Electric vehicles (EVs) are the future. Everyone will want one because they’re emission-free, ecologically responsible, and more affordable every year. That’s why GM, Volvo, and other manufacturers will soon be making only EVs.
Or so we’re told.
Some people have high disposable incomes and do most of their driving locally. For them buying an EV may be a viable choice.
Why do the rest of us need mandates and subsidies to “persuade” us to buy EVs, instead of internal combustion engine (ICE) vehicles? Who’s actually getting the subsidies – and who’s paying for them? What other costs and unintended consequences are hidden from view?
President Biden wants to require all new light/medium-duty vehicles sold by 2035 (or sooner) be EVs. Vice President Harris wants only ZEVs (zero-emission vehicles) on America’s roads by 2045. Various states have already passed or are considering similar laws. Some would ban the sale of new gasoline and diesel vehicles by 2030.
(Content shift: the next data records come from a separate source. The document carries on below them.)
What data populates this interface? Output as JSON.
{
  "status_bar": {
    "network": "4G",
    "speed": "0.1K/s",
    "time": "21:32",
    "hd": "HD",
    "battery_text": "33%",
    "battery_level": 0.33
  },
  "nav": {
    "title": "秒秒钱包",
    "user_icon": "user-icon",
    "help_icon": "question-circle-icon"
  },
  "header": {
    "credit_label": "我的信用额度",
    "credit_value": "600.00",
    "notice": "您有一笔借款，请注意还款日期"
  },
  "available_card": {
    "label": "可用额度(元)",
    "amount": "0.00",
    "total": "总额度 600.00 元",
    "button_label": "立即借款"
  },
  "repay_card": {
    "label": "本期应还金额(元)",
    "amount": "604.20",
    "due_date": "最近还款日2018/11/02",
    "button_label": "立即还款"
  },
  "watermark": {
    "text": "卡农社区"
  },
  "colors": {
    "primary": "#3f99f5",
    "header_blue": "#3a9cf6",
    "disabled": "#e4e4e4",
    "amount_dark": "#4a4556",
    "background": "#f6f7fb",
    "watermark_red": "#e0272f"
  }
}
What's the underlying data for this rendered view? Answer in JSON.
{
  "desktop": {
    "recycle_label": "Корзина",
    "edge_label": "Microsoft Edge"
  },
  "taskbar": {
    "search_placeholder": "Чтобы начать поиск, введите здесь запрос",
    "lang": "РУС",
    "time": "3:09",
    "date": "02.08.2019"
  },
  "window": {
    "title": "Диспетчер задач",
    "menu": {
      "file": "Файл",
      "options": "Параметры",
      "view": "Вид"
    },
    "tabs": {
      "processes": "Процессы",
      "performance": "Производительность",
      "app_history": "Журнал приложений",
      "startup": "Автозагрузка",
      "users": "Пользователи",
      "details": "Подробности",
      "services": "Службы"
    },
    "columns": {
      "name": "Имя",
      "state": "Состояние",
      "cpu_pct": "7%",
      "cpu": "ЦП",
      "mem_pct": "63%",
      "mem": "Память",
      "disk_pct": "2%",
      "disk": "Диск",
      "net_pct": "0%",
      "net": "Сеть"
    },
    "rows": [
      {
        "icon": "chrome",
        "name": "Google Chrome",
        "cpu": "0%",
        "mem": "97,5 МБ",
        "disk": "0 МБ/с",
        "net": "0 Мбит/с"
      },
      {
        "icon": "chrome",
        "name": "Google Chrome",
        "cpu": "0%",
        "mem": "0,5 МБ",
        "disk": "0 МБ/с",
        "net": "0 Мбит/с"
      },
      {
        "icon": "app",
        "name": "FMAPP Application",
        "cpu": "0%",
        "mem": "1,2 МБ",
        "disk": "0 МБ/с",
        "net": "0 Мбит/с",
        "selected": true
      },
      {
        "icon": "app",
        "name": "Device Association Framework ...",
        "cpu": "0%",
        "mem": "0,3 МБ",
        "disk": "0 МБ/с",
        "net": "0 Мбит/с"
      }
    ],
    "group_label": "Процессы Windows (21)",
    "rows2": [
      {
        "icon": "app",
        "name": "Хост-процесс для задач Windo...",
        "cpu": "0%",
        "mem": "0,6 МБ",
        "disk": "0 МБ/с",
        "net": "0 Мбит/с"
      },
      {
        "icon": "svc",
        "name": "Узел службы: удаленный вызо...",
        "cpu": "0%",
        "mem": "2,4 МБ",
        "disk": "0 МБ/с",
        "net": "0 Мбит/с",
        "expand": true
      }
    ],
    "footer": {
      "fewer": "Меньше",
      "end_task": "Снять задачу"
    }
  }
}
A 2021 Tesla Model S Long Range can go 412 miles on a multi-hour charge; its MSRP is $80,000. A Model 3 costs around $42,000; the Model Y all-wheel-drive $58,000. Similar sticker-shock prices apply to other EV makes and models, putting them out of reach for most families. “Long range” models achieve that status by loading them down with expensive, heavy batteries and long charging times. Most electric vehicle ranges are far shorter.
To soften the blows to budgets and liberties, Sen. Chuck Schumer (D-NY) wants to spend $454 billion to build 500,000 new EV charging stations, replace U.S. government vehicles with EVs, and finance “cash for clunkers” rebates to help at least some families navigate this transportation transformation.
Politicians are being pressured to retain the $7,500 per car federal tax credit (and hefty state tax rebates) now scheduled to lapse once a manufacturer’s cumulative vehicle sales since 2009 reach 200,000. EV drivers also want other incentives perpetuated: free charging stations, access to HOV lanes for plug-ins with only the driver, and not having to pay gasoline taxes that finance the construction, maintenance, and repair of highways they drive on.
Not surprisingly, a 2015 study found the richest 20 percent of Americans received 90 percent of these generous EV subsidies. Lobbyists are clearly more valuable than engineers for EV manufacturers and drivers.
Under this Robin-Hood-in-reverse system, the subsidies are financed by taxpayers and generations of their descendants – including millions of working-class and minority families, most of which will never be able to afford an EV.
Any cash for clunkers program will exacerbate the problem. By enabling sufficiently wealthy families to trade fossil-fuel cars for EVs, it will result in millions of perfectly drivable cars and trucks that would have ended up in used car lots being crushed and melted instead.
The average cost of previously-owned ICE vehicles will increase by thousands of dollars, pricing even them out of reach for millions of lower-income families, which will be forced to buy pieces of junk or ride buses and subways jammed with people they hope won’t be carrying next-generation COVID.
The United States will begin to look like Cuba, which still boasts legions of classic 1960s and ‘70s cars that are lovingly cared for and kept on the road with engines, brakes, and other parts scavenged from wrecks and even Soviet cars. But once the states and feds ban gasoline sales, even that will end.
Perhaps even more ironic and perverse, the “zero-emissions vehicle” moniker refers only to emissions in the USA – and only if the electricity required to charge and operate ZEVs comes from non-fossil-fuel power plants. Texans now know how well wind turbines and solar panels work when “runaway global warming” turns to record cold and snow.
With many politicians and environmentalists equally repulsed by nuclear and hydroelectric power, having any electricity source could soon become a recurrent challenge.
Zero-emission fantasies also ignore the essential role of fossil fuels in manufacturing ZEVs. From mining and processing the myriad metals and minerals for battery modules, wiring, drive trains and bodies, to actually making the components and finished vehicles, every step requires oil, natural gas, or coal.
Not in California or America perhaps, but elsewhere on Planet Earth, most often with Chinese companies in leading roles.
From commonplace iron, copper, aluminum, and petroleum-based plastics – to exotics like lithium, cobalt, and multiple rare earth elements – these materials are dug up and turned into “virtuous” EVs, wind turbines, and solar panels with little or no attention to child labor, fair wages, workplace safety, air, and water pollution, toxic and radioactive wastes, endangered species or mined land reclamation.
How long can we let our environment, working conditions, prosperity and efficient travel needs take a back seat to EV mythology?